Light Field Reconstruction via Deep Adaptive Fusion of Hybrid Lenses

Jing Jin,Mantang Guo,Junhui Hou,Hui Liu,Hongkai Xiong
2023-06-18
Abstract:This paper explores the problem of reconstructing high-resolution light field (LF) images from hybrid lenses, including a high-resolution camera surrounded by multiple low-resolution cameras. The performance of existing methods is still limited, as they produce either blurry results on plain textured areas or distortions around depth discontinuous boundaries. To tackle this challenge, we propose a novel end-to-end learning-based approach, which can comprehensively utilize the specific characteristics of the input from two complementary and parallel perspectives. Specifically, one module regresses a spatially consistent intermediate estimation by learning a deep multidimensional and cross-domain feature representation, while the other module warps another intermediate estimation, which maintains the high-frequency textures, by propagating the information of the high-resolution view.
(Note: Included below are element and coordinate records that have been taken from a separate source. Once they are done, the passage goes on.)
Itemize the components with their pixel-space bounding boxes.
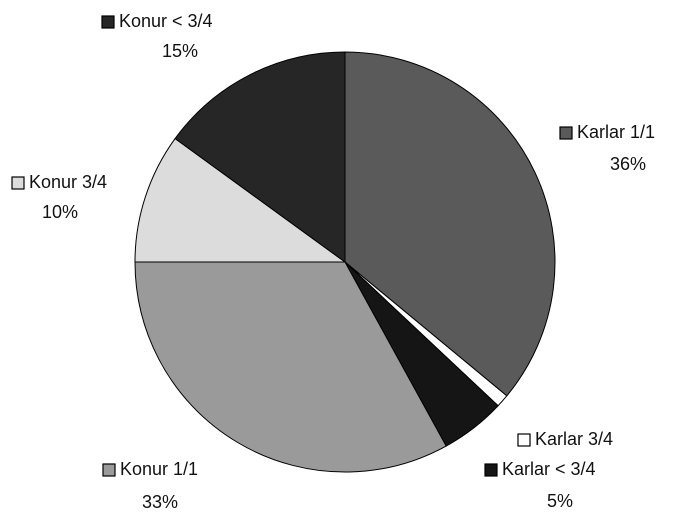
pie-slice [174, 51, 346, 263]
legend-swatch [517, 433, 531, 447]
pie-slice [344, 51, 556, 397]
pie-slice [134, 137, 347, 263]
legend-swatch [11, 176, 25, 190]
legend-swatch [101, 15, 115, 29]
slice-value-label: 15% [162, 41, 198, 61]
legend-swatch [102, 463, 116, 477]
slice-label: Konur 3/4 [29, 172, 107, 192]
slice-label: Karlar 1/1 [577, 122, 655, 142]
pie-slice [134, 261, 447, 473]
slice-value-label: 33% [142, 492, 178, 512]
slice-value-label: 5% [547, 491, 573, 511]
legend-swatch [559, 126, 573, 140]
slice-label: Konur 1/1 [120, 459, 198, 479]
slice-label: Karlar 3/4 [535, 429, 613, 449]
slice-label: Karlar < 3/4 [502, 459, 596, 479]
legend-swatch [484, 463, 498, 477]
slice-value-label: 10% [42, 202, 78, 222]
slice-value-label: 36% [610, 154, 646, 174]
slice-label: Konur < 3/4 [119, 11, 213, 31]
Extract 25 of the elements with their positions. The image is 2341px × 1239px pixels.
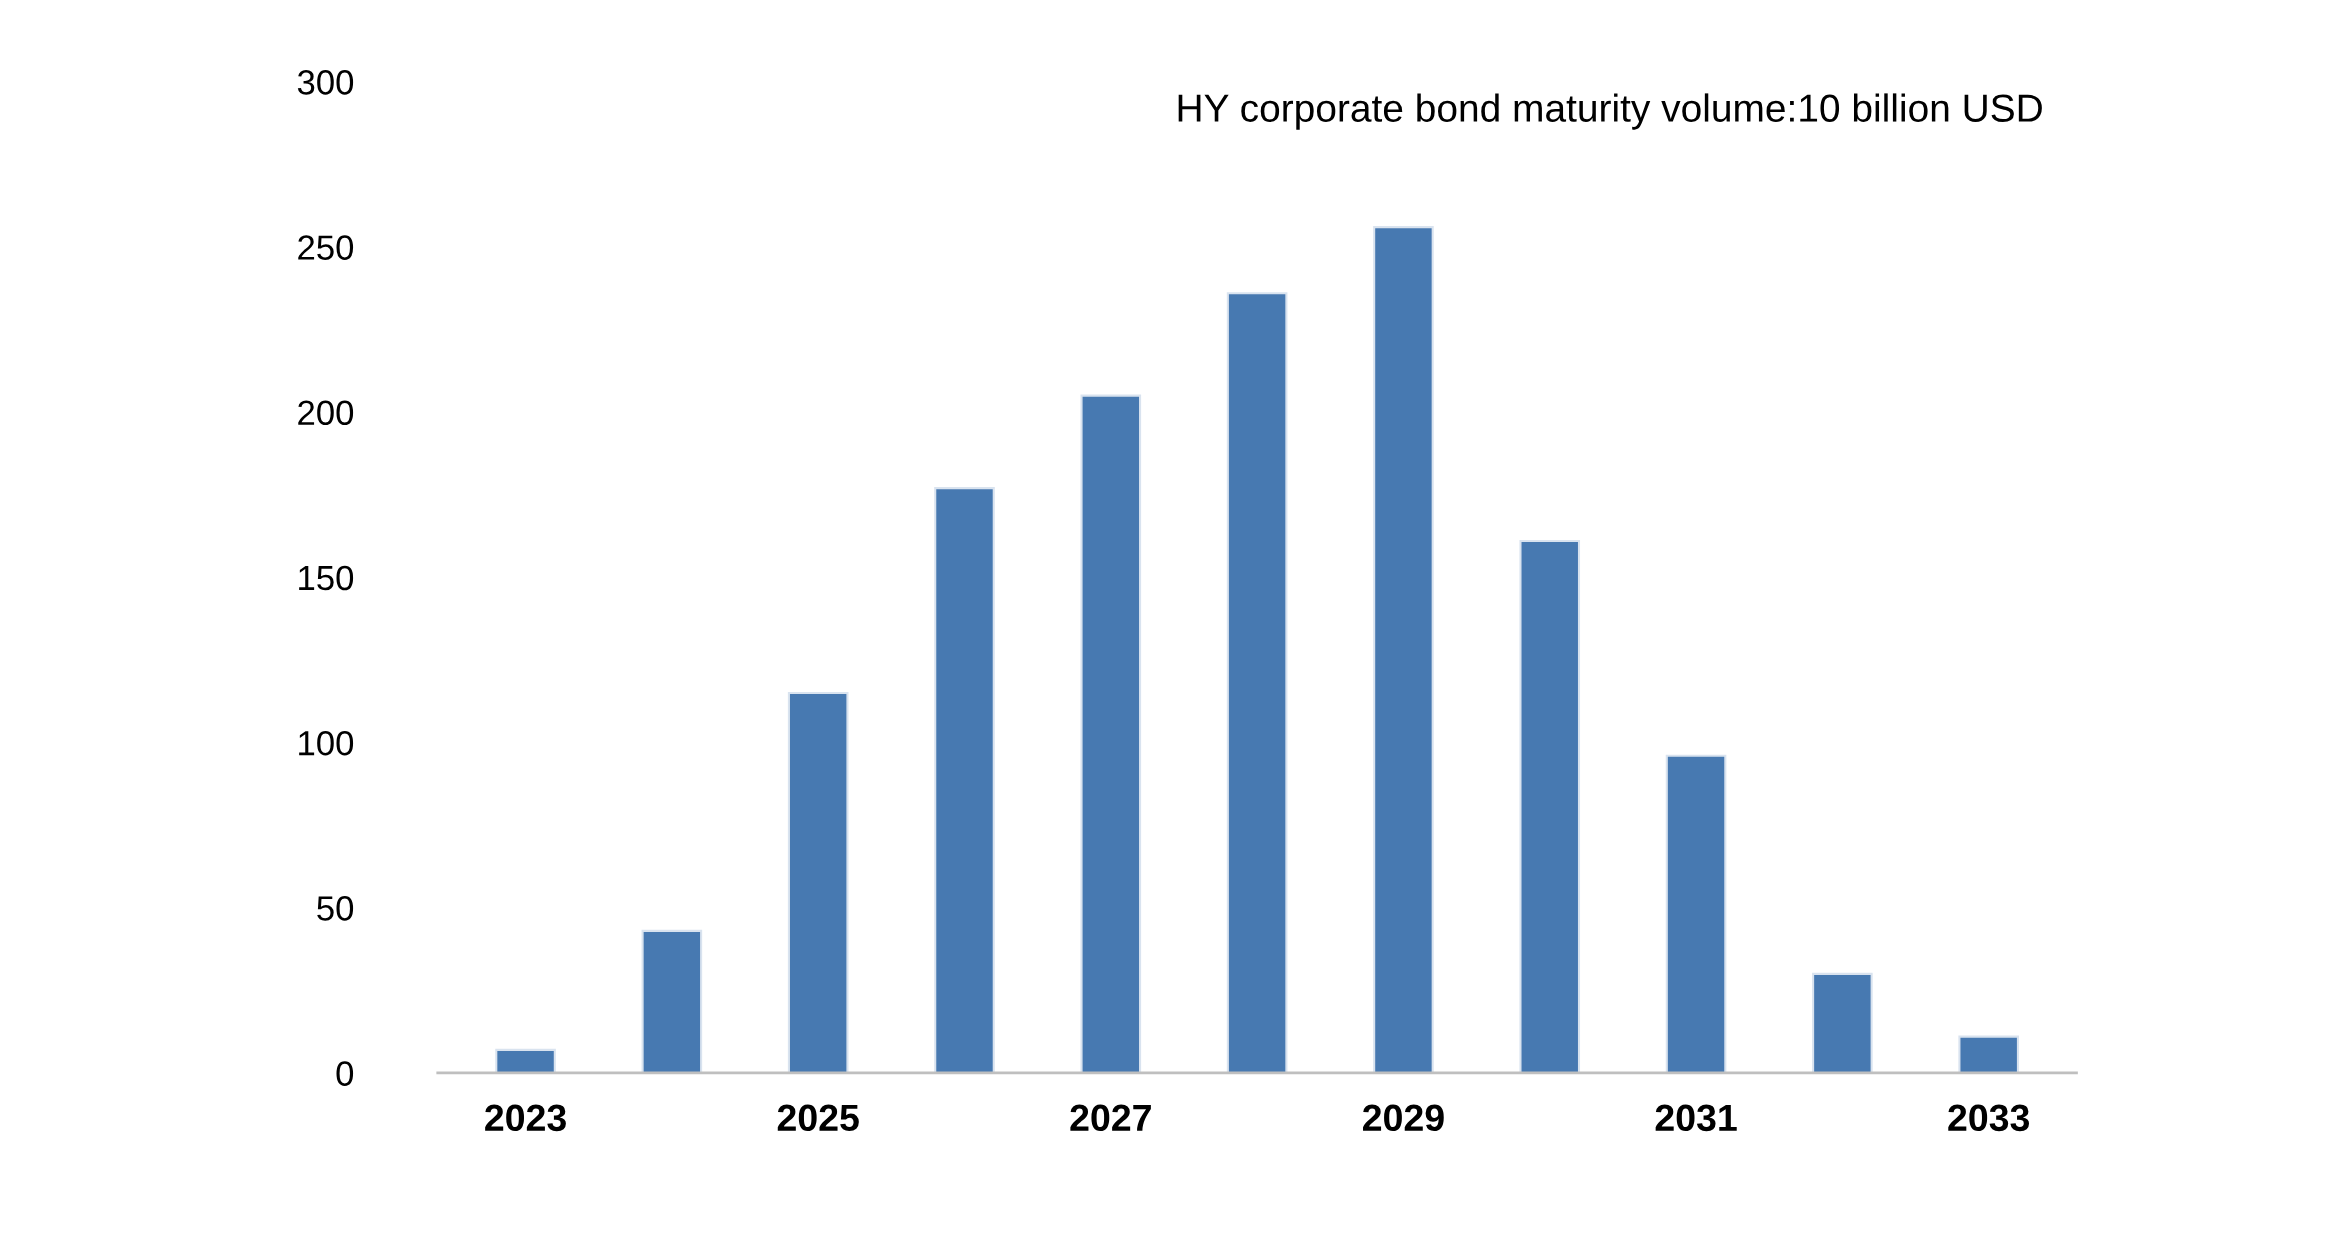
- bar: [934, 487, 995, 1073]
- y-tick-label: 250: [298, 235, 354, 260]
- x-tick-label: 2031: [1655, 1104, 1737, 1132]
- x-tick-label: 2029: [1363, 1104, 1444, 1132]
- y-tick-label: 100: [299, 730, 354, 756]
- bar: [1812, 972, 1873, 1073]
- bar: [1226, 292, 1288, 1073]
- x-tick-label: 2023: [485, 1104, 566, 1132]
- bar: [641, 929, 703, 1073]
- y-tick-label: 300: [297, 70, 354, 95]
- bar: [1519, 539, 1581, 1073]
- x-tick-label: 2033: [1948, 1104, 2030, 1132]
- y-tick-label: 200: [298, 400, 354, 426]
- bar: [495, 1048, 556, 1073]
- bar: [787, 691, 849, 1073]
- bar: [1080, 394, 1142, 1073]
- x-tick-label: 2027: [1070, 1104, 1151, 1132]
- chart-title: HY corporate bond maturity volume:10 billion USD: [1178, 93, 2042, 130]
- bar: [1958, 1035, 2019, 1073]
- bar: [1665, 754, 1727, 1073]
- y-tick-label: 0: [336, 1061, 354, 1086]
- x-tick-label: 2025: [777, 1104, 859, 1132]
- bar: [1373, 226, 1434, 1073]
- y-tick-label: 50: [317, 896, 354, 921]
- y-tick-label: 150: [299, 565, 354, 591]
We finally leverage the advantages of the two intermediate estimations adaptively via the learned attention maps, leading to the final high-resolution LF image with satisfactory results on both plain textured areas and depth discontinuous boundaries. Besides, to promote the effectiveness of our method trained with simulated hybrid data on real hybrid data captured by a hybrid LF imaging system, we carefully design the network architecture and the training strategy. Extensive experiments on both real and simulated hybrid data demonstrate the significant superiority of our approach over state-of-the-art ones. To the best of our knowledge, this is the first end-to-end deep learning method for LF reconstruction from a real hybrid input. We believe our framework could potentially decrease the cost of high-resolution LF data acquisition and benefit LF data storage and transmission.
Image and Video Processing,Computer Vision and Pattern Recognition
What problem does this paper attempt to address?
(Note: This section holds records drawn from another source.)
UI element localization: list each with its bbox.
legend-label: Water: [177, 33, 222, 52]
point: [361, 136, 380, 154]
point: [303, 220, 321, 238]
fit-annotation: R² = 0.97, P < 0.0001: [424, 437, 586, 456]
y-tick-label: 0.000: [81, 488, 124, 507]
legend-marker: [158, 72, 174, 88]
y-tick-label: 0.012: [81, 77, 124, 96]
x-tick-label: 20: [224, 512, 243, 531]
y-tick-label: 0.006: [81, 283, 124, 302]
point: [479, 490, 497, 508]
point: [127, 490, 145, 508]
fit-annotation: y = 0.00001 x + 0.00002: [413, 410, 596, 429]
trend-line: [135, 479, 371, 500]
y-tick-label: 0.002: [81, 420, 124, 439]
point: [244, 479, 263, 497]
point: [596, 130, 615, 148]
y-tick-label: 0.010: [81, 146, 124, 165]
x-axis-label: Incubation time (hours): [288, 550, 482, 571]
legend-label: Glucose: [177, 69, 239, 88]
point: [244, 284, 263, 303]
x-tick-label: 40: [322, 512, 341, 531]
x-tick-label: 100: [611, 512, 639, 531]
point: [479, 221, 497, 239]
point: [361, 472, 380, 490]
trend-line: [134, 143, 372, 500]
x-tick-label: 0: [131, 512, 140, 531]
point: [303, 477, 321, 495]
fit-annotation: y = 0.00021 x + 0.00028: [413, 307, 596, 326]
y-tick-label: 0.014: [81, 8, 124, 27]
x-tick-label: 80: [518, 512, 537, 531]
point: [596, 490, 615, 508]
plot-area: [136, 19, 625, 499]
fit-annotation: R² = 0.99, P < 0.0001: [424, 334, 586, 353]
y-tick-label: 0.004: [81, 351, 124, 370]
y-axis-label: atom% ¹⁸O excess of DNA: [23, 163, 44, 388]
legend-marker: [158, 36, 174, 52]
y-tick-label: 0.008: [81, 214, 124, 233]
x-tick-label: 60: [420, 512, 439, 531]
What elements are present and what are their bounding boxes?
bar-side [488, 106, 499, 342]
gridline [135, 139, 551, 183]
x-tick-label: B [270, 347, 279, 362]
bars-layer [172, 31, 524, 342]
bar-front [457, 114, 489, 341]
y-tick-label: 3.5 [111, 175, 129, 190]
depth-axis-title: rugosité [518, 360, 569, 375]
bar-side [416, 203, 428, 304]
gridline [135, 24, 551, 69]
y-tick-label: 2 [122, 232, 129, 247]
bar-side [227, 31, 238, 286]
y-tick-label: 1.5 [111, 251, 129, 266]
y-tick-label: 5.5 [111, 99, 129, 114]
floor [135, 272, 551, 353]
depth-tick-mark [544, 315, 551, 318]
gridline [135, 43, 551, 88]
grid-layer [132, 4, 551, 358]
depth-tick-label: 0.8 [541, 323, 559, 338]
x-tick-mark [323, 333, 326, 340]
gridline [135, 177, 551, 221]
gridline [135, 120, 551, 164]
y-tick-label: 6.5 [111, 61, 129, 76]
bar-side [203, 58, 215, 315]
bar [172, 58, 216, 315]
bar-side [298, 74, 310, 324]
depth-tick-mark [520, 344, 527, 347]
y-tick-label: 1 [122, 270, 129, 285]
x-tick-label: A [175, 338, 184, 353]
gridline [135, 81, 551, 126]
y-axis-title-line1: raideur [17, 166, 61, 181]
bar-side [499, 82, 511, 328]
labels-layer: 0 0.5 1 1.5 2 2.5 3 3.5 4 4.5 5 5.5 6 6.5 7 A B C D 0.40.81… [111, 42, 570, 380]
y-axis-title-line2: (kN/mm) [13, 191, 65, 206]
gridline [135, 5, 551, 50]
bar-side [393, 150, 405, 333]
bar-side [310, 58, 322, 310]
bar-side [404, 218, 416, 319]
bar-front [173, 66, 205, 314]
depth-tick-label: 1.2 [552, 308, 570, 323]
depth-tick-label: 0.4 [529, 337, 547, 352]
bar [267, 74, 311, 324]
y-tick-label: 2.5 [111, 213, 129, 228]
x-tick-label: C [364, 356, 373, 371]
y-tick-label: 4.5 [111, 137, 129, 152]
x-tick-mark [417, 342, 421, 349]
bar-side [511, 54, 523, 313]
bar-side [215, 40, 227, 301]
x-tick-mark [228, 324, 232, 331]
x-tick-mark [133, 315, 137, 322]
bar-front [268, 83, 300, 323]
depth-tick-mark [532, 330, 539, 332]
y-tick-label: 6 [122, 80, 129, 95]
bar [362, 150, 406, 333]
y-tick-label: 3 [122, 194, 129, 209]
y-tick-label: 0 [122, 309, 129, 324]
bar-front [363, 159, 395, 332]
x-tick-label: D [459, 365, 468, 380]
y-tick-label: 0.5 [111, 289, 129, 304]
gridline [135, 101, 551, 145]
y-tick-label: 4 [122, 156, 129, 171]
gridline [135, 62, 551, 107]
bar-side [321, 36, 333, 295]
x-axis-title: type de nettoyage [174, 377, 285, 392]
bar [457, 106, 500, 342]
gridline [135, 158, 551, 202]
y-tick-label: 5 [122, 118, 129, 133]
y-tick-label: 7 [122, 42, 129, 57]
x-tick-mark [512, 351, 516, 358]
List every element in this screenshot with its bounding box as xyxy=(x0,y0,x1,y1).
The problem that this paper attempts to solve is how to reconstruct high - quality light - field (LF) images from a hybrid - lens system (including one high - resolution camera and multiple low - resolution cameras). Existing methods will produce blurry results when dealing with planar - textured areas or cause distortion around depth - discontinuous boundaries. To address this challenge, the authors propose a new end - to - end learning method that can fully utilize the specific features of the input data and process from two complementary and parallel perspectives. Specifically: 1. **SR - Net**: By learning deep multi - dimensional and cross - domain feature representations, it regresses spatially consistent intermediate estimates. 2. **Warp - Net**: By propagating information from high - resolution views, it warps another intermediate estimate that retains high - frequency textures. Finally, by learning a confidence map, the advantages of these two intermediate estimates are adaptively combined to generate the final high - resolution light - field image, achieving satisfactory results on both planar - textured areas and depth - discontinuous boundaries. In addition, to improve the effectiveness of this method on real - world mixed data, the authors carefully design the network architecture and training strategy. A large number of experimental results show that this method significantly outperforms existing methods on both real - world and simulated mixed data. This is the first deep - learning method for end - to - end reconstruction of light - field images from real - world mixed inputs, which is expected to reduce the cost of high - resolution light - field data acquisition and is beneficial for the storage and transmission of light - field data.